PERSONAL APPLICATION: Direct the students’ attention to the word “Suffering” written on the board. Ask: “As Christians, how should we respond when we suffer for doing the right thing?” (be happy, unafraid, ready to share the gospel, and remember that Christ suffered for us).

Are you facing any ridicule, abuse, or persecution because you are a Christian? If so, rejoice and thank God for considering you worthy to suffer for Jesus. Pray for those who oppress you.

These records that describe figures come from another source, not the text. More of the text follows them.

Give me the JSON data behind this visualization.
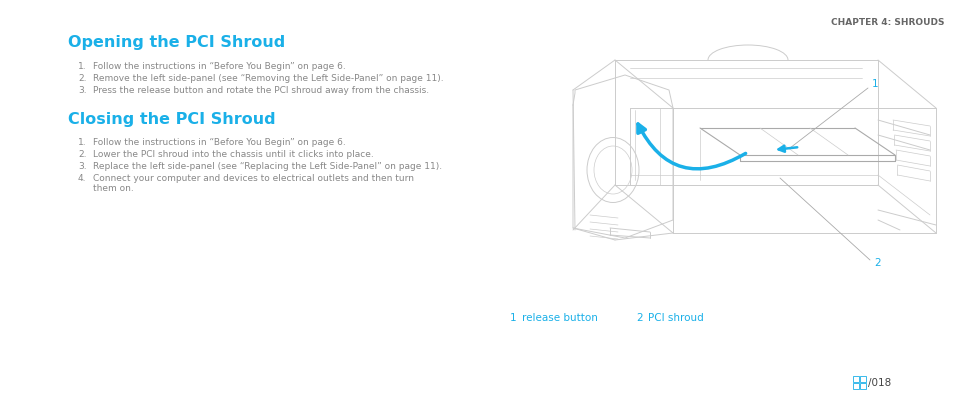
{
  "bg_color": "#ffffff",
  "chapter_header": "CHAPTER 4: SHROUDS",
  "chapter_header_color": "#666666",
  "chapter_header_fontsize": 6.5,
  "title1": "Opening the PCI Shroud",
  "title1_color": "#1ab0e8",
  "title1_fontsize": 11.5,
  "title2": "Closing the PCI Shroud",
  "title2_color": "#1ab0e8",
  "title2_fontsize": 11.5,
  "opening_steps": [
    "Follow the instructions in “Before You Begin” on page 6.",
    "Remove the left side-panel (see “Removing the Left Side-Panel” on page 11).",
    "Press the release button and rotate the PCI shroud away from the chassis."
  ],
  "closing_steps": [
    "Follow the instructions in “Before You Begin” on page 6.",
    "Lower the PCI shroud into the chassis until it clicks into place.",
    "Replace the left side-panel (see “Replacing the Left Side-Panel” on page 11).",
    "Connect your computer and devices to electrical outlets and then turn\nthem on."
  ],
  "step_fontsize": 6.5,
  "step_color": "#888888",
  "num_color": "#888888",
  "label_num_color": "#1ab0e8",
  "label_num_fontsize": 7.5,
  "legend_color": "#1ab0e8",
  "legend_fontsize": 7.5,
  "page_num": "/018",
  "page_num_color": "#444444",
  "page_icon_color": "#1ab0e8",
  "page_fontsize": 7.5,
  "line_color": "#cccccc",
  "arrow_color": "#1ab0e8"
}
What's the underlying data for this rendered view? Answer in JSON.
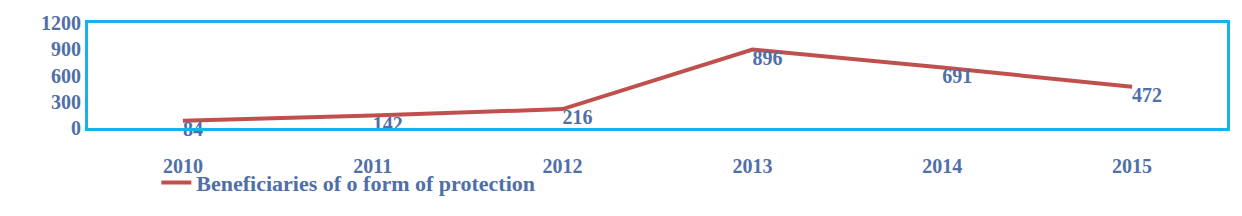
{
  "chart_data": {
    "type": "line",
    "categories": [
      "2010",
      "2011",
      "2012",
      "2013",
      "2014",
      "2015"
    ],
    "series": [
      {
        "name": "Beneficiaries of o form of protection",
        "color": "#c0504d",
        "values": [
          84,
          142,
          216,
          896,
          691,
          472
        ]
      }
    ],
    "ylim": [
      0,
      1200
    ],
    "yticks": [
      0,
      300,
      600,
      900,
      1200
    ],
    "grid": false,
    "data_labels": true,
    "legend": "bottom left"
  }
}
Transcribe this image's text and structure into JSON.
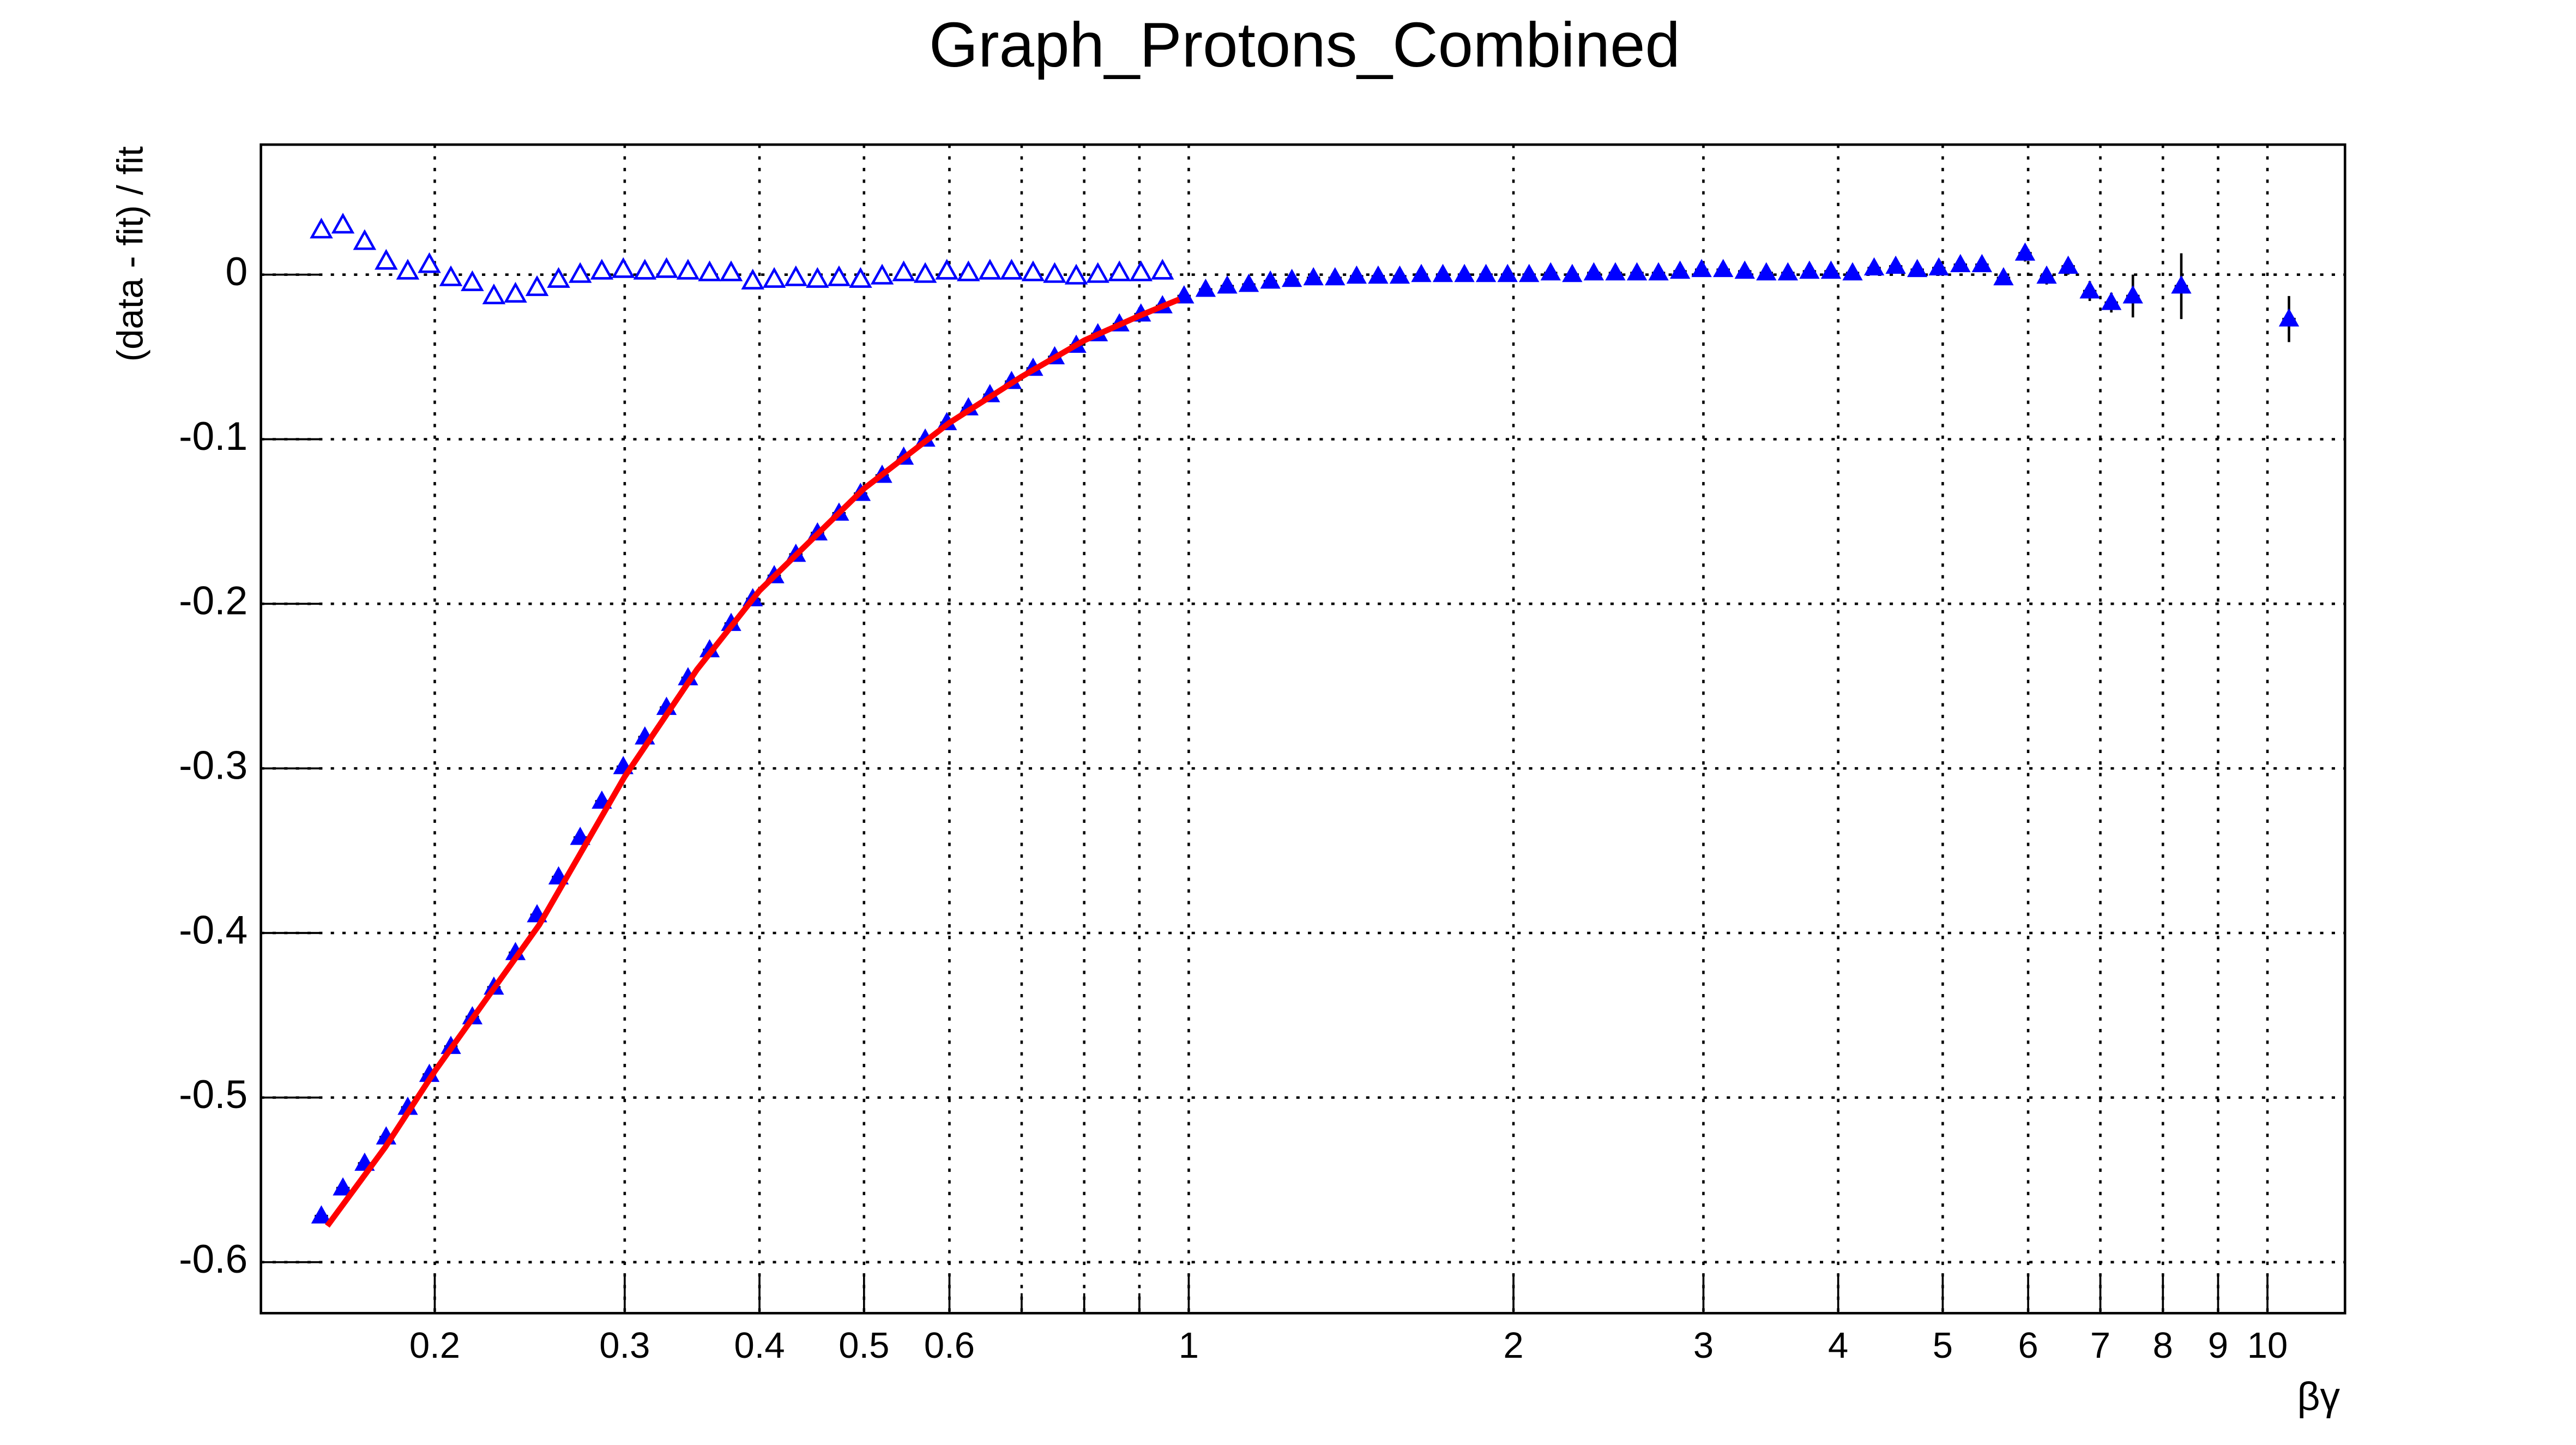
{
  "chart_data": {
    "type": "scatter",
    "title": "Graph_Protons_Combined",
    "x_label": "βγ",
    "y_label": "(data - fit) / fit",
    "xscale": "log",
    "grid": true,
    "xlim": [
      0.138,
      11.8
    ],
    "ylim": [
      -0.631,
      0.079
    ],
    "xticks": [
      0.2,
      0.3,
      0.4,
      0.5,
      0.6,
      {
        "value": 0.7,
        "label": null
      },
      {
        "value": 0.8,
        "label": null
      },
      {
        "value": 0.9,
        "label": null
      },
      1,
      2,
      3,
      4,
      5,
      6,
      7,
      8,
      9,
      10
    ],
    "yticks": [
      0,
      -0.1,
      -0.2,
      -0.3,
      -0.4,
      -0.5,
      -0.6
    ],
    "series": [
      {
        "color": "#0000ff",
        "marker": "triangle-open",
        "x": [
          0.157,
          0.1644,
          0.1722,
          0.1803,
          0.1888,
          0.1977,
          0.207,
          0.2167,
          0.2269,
          0.2376,
          0.2488,
          0.2605,
          0.2728,
          0.2857,
          0.2991,
          0.3132,
          0.328,
          0.3434,
          0.3596,
          0.3765,
          0.3943,
          0.4128,
          0.4323,
          0.4527,
          0.474,
          0.4963,
          0.5197,
          0.5442,
          0.5698,
          0.5967,
          0.6248,
          0.6542,
          0.6851,
          0.7173,
          0.7511,
          0.7865,
          0.8236,
          0.8624,
          0.903,
          0.9455
        ],
        "values": [
          0.027,
          0.03,
          0.02,
          0.008,
          0.002,
          0.006,
          -0.002,
          -0.005,
          -0.013,
          -0.012,
          -0.008,
          -0.003,
          0.0,
          0.002,
          0.003,
          0.002,
          0.003,
          0.002,
          0.001,
          0.001,
          -0.004,
          -0.003,
          -0.002,
          -0.003,
          -0.002,
          -0.003,
          -0.001,
          0.001,
          0.0,
          0.002,
          0.001,
          0.002,
          0.002,
          0.001,
          0.0,
          -0.001,
          0.0,
          0.001,
          0.001,
          0.002
        ]
      },
      {
        "color": "#0000ff",
        "marker": "triangle",
        "x": [
          0.157,
          0.1644,
          0.1722,
          0.1803,
          0.1888,
          0.1977,
          0.207,
          0.2167,
          0.2269,
          0.2376,
          0.2488,
          0.2605,
          0.2728,
          0.2857,
          0.2991,
          0.3132,
          0.328,
          0.3434,
          0.3596,
          0.3765,
          0.3943,
          0.4128,
          0.4323,
          0.4527,
          0.474,
          0.4963,
          0.5197,
          0.5442,
          0.5698,
          0.5967,
          0.6248,
          0.6542,
          0.6851,
          0.7173,
          0.7511,
          0.7865,
          0.8236,
          0.8624,
          0.903,
          0.9455,
          0.9901,
          1.0367,
          1.0856,
          1.1367,
          1.1903,
          1.2463,
          1.305,
          1.3665,
          1.4309,
          1.4983,
          1.5689,
          1.6428,
          1.7202,
          1.8012,
          1.886,
          1.9749,
          2.0679,
          2.1653,
          2.2673,
          2.3741,
          2.486,
          2.6031,
          2.7257,
          2.8541,
          2.9885,
          3.1293,
          3.2767,
          3.4311,
          3.5927,
          3.7619,
          3.9391,
          4.1247,
          4.319,
          4.5224,
          4.7354,
          4.9585,
          5.192,
          5.4366,
          5.6927,
          5.9608,
          6.2416,
          6.5356,
          6.8435,
          7.1658,
          7.5034,
          8.32,
          10.47
        ],
        "values": [
          -0.572,
          -0.555,
          -0.54,
          -0.524,
          -0.506,
          -0.486,
          -0.469,
          -0.451,
          -0.433,
          -0.412,
          -0.389,
          -0.366,
          -0.342,
          -0.32,
          -0.299,
          -0.281,
          -0.263,
          -0.245,
          -0.228,
          -0.212,
          -0.197,
          -0.183,
          -0.17,
          -0.157,
          -0.145,
          -0.133,
          -0.122,
          -0.111,
          -0.1,
          -0.09,
          -0.081,
          -0.073,
          -0.065,
          -0.057,
          -0.05,
          -0.043,
          -0.036,
          -0.03,
          -0.024,
          -0.019,
          -0.013,
          -0.009,
          -0.007,
          -0.006,
          -0.004,
          -0.003,
          -0.002,
          -0.002,
          -0.001,
          -0.001,
          -0.001,
          0,
          0,
          0,
          0,
          0,
          0,
          0.001,
          0,
          0.001,
          0.001,
          0.001,
          0.001,
          0.002,
          0.003,
          0.003,
          0.002,
          0.001,
          0.001,
          0.002,
          0.002,
          0.001,
          0.004,
          0.005,
          0.003,
          0.004,
          0.006,
          0.006,
          -0.002,
          0.013,
          -0.001,
          0.005,
          -0.01,
          -0.017,
          -0.013,
          -0.007,
          -0.027
        ],
        "errors": [
          0.003,
          0.003,
          0.003,
          0.003,
          0.003,
          0.003,
          0.003,
          0.003,
          0.003,
          0.003,
          0.003,
          0.003,
          0.003,
          0.003,
          0.003,
          0.003,
          0.003,
          0.003,
          0.003,
          0.003,
          0.003,
          0.003,
          0.003,
          0.003,
          0.003,
          0.003,
          0.003,
          0.003,
          0.003,
          0.003,
          0.003,
          0.003,
          0.003,
          0.003,
          0.003,
          0.003,
          0.003,
          0.003,
          0.003,
          0.003,
          0.003,
          0.002,
          0.002,
          0.002,
          0.002,
          0.002,
          0.002,
          0.002,
          0.002,
          0.002,
          0.002,
          0.002,
          0.002,
          0.002,
          0.002,
          0.002,
          0.002,
          0.002,
          0.002,
          0.002,
          0.002,
          0.002,
          0.002,
          0.002,
          0.002,
          0.002,
          0.002,
          0.002,
          0.002,
          0.002,
          0.002,
          0.002,
          0.002,
          0.003,
          0.003,
          0.003,
          0.003,
          0.003,
          0.004,
          0.005,
          0.005,
          0.005,
          0.006,
          0.006,
          0.013,
          0.02,
          0.014
        ]
      },
      {
        "color": "#ff0000",
        "marker": "line",
        "x": [
          0.159,
          0.18,
          0.2,
          0.25,
          0.3,
          0.35,
          0.4,
          0.5,
          0.6,
          0.7,
          0.8,
          0.9,
          0.98
        ],
        "values": [
          -0.578,
          -0.53,
          -0.484,
          -0.395,
          -0.305,
          -0.24,
          -0.192,
          -0.13,
          -0.09,
          -0.062,
          -0.04,
          -0.025,
          -0.015
        ]
      }
    ]
  }
}
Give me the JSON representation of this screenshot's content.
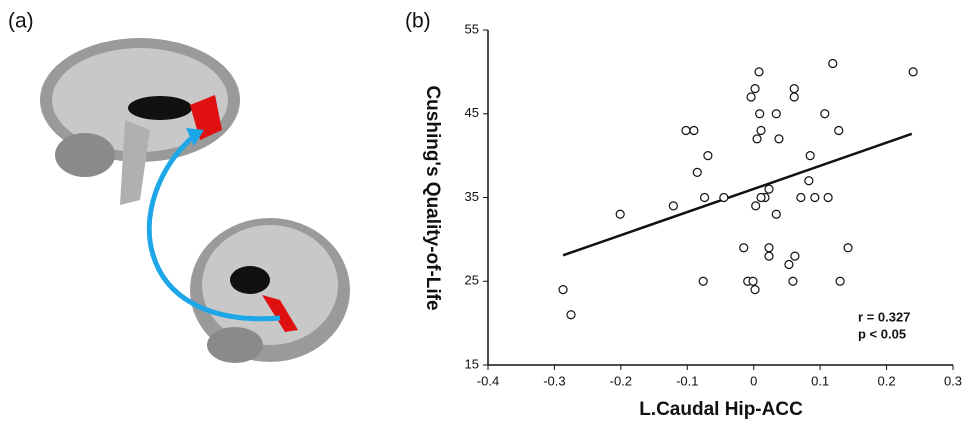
{
  "chart_data": {
    "type": "scatter",
    "annotations": [
      "(a)",
      "(b)",
      "r = 0.327",
      "p < 0.05"
    ],
    "x_label": "L.Caudal Hip-ACC",
    "y_label": "Cushing's Quality-of-Life",
    "x": [
      -0.287,
      -0.275,
      -0.201,
      -0.121,
      -0.102,
      -0.09,
      -0.085,
      -0.069,
      -0.076,
      -0.074,
      -0.045,
      -0.004,
      0.002,
      0.008,
      0.009,
      0.011,
      0.005,
      0.034,
      0.038,
      0.017,
      0.023,
      0.003,
      0.011,
      0.034,
      -0.015,
      0.023,
      0.023,
      -0.009,
      -0.001,
      0.002,
      0.061,
      0.061,
      0.071,
      0.083,
      0.085,
      0.092,
      0.107,
      0.112,
      0.119,
      0.128,
      0.062,
      0.053,
      0.059,
      0.13,
      0.142,
      0.24
    ],
    "values": [
      24,
      21,
      33,
      34,
      43,
      43,
      38,
      40,
      25,
      35,
      35,
      47,
      48,
      50,
      45,
      43,
      42,
      45,
      42,
      35,
      36,
      34,
      35,
      33,
      29,
      29,
      28,
      25,
      25,
      24,
      48,
      47,
      35,
      37,
      40,
      35,
      45,
      35,
      51,
      43,
      28,
      27,
      25,
      25,
      29,
      50
    ],
    "color": "#111111",
    "fit_line": {
      "x": [
        -0.287,
        0.238
      ],
      "y": [
        28.1,
        42.6
      ]
    },
    "xlim": [
      -0.4,
      0.3
    ],
    "xticks": [
      -0.4,
      -0.3,
      -0.2,
      -0.1,
      0,
      0.1,
      0.2,
      0.3
    ],
    "ylim": [
      15,
      55
    ],
    "yticks": [
      15,
      25,
      35,
      45,
      55
    ]
  }
}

Point to the word “Sacrifice.” Ask: “What did Jesus Christ sacrifice for us?” (His life). Ask: “What should we be willing to sacrifice for Him?” (our lusts, sins, and even our old friends). Tell the class that since Jesus willingly sacrificed Himself so we could be saved, we ought to be willing to sacrifice our lusts, sins, and friends to live for Him. We are not the persons we once were, so our behavior should be different.

Encourage everyone to lay down the things from their old (unsaved) way of life and commit themselves wholeheartedly to the Lord. Lead a closing prayer of repentance and recommitment.

 

CONCLUSION: Encourage everyone to live for Jesus this week and be ready to suffer for Him. Ask them to memorize 1 Peter 3:18.